Defining A Buoyant Market
When it comes to the commodity space, a buoyant market can also be a factor in your short-term and possibly even your long-term investment strategy. It is typically thought of as market conditions that see prices increase gradually and they are reinforced by sufficient signals of strength.
Understanding The Difference Between A Gold Bull Market Compared To A Bull Market in Stocks
Most of the time, it doesn’t take more than a casual glance to see the Dow Jones Industrial Average following an upward trend. Yet this same thing can’t be said of gold. Take for example that gold generally declined during a period of time spanning from 1987 to 2001. This essentially means that investors saw an almost 14-year-long gold bear market. When you also factor in the severe declines gold saw in 1981 it wouldn’t be illogical to say that gold needed nearly 25 years to fully recover.
These trends can have serious implications for investors at all levels. In the past, the stock market seemed to be more-friendly to long-term investors throughout the 1980s as well as the 1990s.
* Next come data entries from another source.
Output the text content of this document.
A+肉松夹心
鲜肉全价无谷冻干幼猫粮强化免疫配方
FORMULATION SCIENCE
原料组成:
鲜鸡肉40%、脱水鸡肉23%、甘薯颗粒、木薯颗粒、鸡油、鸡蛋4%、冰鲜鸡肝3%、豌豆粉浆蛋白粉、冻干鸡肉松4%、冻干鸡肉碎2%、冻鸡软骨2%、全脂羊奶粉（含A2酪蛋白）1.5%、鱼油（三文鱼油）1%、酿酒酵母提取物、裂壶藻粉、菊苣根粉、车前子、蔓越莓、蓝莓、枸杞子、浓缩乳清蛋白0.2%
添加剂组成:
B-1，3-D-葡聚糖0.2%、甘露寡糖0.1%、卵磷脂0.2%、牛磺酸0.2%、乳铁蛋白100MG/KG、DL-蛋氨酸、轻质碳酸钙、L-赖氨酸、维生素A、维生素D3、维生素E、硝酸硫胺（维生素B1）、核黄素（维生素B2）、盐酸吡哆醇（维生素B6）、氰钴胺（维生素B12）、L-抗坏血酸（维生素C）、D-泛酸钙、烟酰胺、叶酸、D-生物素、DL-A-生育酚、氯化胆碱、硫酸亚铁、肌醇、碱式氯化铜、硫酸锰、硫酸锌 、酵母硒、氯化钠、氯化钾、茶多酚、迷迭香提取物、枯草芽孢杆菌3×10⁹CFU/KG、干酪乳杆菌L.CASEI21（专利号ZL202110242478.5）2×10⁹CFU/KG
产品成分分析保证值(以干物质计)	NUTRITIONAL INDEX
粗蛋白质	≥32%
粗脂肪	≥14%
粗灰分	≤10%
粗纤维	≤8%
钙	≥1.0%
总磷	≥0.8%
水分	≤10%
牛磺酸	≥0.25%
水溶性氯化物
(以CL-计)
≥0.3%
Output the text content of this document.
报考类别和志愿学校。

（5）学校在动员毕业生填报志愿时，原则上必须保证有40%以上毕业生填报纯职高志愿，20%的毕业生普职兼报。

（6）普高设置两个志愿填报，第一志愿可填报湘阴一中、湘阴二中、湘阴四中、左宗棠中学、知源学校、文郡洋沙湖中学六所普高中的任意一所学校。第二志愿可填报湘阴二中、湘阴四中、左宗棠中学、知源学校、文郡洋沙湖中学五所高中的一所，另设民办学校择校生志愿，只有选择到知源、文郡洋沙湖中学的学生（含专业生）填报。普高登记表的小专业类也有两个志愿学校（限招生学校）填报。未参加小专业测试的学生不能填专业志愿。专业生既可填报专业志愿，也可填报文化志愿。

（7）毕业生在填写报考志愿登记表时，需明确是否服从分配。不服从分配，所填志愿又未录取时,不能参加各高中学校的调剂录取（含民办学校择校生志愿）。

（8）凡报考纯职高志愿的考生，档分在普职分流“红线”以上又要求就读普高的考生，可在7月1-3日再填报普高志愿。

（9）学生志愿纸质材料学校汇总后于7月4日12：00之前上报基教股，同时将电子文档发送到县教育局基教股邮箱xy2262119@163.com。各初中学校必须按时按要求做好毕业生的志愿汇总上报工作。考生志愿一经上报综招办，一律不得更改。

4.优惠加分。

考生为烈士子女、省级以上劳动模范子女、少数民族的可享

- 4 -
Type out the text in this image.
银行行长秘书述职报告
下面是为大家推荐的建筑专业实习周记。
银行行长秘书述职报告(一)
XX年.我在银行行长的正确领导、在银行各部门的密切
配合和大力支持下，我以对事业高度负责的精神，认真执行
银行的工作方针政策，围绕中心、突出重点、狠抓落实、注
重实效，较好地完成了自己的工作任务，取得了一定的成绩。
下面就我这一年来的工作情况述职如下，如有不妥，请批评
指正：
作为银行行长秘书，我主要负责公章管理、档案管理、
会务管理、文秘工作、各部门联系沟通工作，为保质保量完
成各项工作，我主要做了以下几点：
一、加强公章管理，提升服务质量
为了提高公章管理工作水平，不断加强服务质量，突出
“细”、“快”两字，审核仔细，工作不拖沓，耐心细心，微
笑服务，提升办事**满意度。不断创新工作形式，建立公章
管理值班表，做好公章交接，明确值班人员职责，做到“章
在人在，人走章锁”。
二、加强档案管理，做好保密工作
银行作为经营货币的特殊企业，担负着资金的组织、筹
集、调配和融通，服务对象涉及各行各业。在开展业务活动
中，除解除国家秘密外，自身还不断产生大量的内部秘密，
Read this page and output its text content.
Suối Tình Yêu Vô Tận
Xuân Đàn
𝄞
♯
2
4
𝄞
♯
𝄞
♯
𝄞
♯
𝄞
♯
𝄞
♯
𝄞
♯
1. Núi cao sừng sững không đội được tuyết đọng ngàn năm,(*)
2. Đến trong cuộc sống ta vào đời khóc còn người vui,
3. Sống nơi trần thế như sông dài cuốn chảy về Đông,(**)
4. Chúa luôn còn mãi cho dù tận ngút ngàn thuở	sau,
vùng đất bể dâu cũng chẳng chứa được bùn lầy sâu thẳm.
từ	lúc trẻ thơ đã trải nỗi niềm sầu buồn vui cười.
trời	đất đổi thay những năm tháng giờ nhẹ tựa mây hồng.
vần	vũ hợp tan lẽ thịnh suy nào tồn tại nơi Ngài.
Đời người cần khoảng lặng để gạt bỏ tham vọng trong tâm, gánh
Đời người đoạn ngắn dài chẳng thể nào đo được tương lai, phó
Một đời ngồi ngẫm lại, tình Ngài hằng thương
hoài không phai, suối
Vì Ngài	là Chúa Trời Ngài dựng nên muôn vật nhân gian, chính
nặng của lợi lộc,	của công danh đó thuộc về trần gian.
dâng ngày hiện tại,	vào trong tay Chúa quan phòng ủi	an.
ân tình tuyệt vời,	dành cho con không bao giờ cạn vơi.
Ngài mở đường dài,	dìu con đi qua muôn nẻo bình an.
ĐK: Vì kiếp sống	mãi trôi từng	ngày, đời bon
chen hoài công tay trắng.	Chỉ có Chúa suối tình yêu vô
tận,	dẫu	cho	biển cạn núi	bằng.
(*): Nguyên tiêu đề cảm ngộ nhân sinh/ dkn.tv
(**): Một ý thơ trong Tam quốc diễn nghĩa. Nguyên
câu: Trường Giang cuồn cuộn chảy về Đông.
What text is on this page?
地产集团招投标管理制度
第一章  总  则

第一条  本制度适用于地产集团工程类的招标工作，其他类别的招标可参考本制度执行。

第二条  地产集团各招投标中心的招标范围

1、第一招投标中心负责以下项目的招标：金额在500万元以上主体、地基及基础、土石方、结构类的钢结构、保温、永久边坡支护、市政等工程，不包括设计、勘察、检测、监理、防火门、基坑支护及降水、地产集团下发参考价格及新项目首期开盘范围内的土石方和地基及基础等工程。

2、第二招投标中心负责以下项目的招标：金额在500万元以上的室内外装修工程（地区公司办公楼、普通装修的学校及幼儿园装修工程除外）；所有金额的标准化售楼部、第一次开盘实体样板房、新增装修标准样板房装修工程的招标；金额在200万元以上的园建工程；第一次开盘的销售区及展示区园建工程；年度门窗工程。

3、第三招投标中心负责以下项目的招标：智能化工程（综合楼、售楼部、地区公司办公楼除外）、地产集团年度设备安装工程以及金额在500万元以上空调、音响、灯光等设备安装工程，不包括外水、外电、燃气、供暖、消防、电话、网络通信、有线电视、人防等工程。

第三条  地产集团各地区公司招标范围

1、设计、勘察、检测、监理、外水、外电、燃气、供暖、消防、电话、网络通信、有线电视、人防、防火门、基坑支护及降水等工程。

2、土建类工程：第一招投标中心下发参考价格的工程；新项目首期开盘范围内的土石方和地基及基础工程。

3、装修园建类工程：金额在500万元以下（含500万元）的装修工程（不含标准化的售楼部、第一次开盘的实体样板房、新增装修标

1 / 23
Yet the same cannot be said about the conditions of the precious metals market. When taken in a certain light, it can give you the impression that gold will rebound after a serious slump and that there are certain conditions where an investor can suffer a significant long-term loss.
Understanding The Price Of Gold In The Stock Market
Trends and speculation take an interesting turn when we look at how the end of the gold bear market in 2001 also coincided with a gradual weakening in the stock market. There are a few factors that contributed to this including the “2001 dot-com bubble” which caused a stock market collapse after the bubble burst. At that time, investors were looking for secure investments to hedge against losses and insulate their wealth. For many, this included making significant new investments in precious metals and tangible assets like gold and silver. This essentially fueled an increase in the price of gold as the stock market continued to decline. A very similar phenomenon also occurred in 2008 were gold proved to be bullish despite the rumblings of the international financial crisis.
Precious metal investors need to take heed of these historical trends and the existing factors, as they could predict a bull market for gold. In a scenario like this savvy investors will open long positions in precious metals in hopes of profiting as the metals continue to move higher.
Looking On A Gold Bull Market From A Different Perspective
When we take a closer look at bull market conditions, it’s worth noting that they can be perceived differently by some investors who are particularly focused on speculation and applying factors from a short-term strategy. A long-term bull market doesn’t necessarily result in a bear market in the short term. At the same time, a short-term bull market doesn’t necessarily indicate a long-term bear market. With some assets, it is possible for bull and bear markets to exist simultaneously over different periods of time.
Investors in precious metals need to remember that its fundamentals determine the dominant trend. This is true whether it is a long-term, secular bull market as well as a long-term bear market. Indeed, it is possible for a secular bull market to transform into a secular bear market if the fundamental situation on a particular market changes. When this happens, it can lead to an even more powerful technical pattern which does not have the ability to reverse a long-term trend.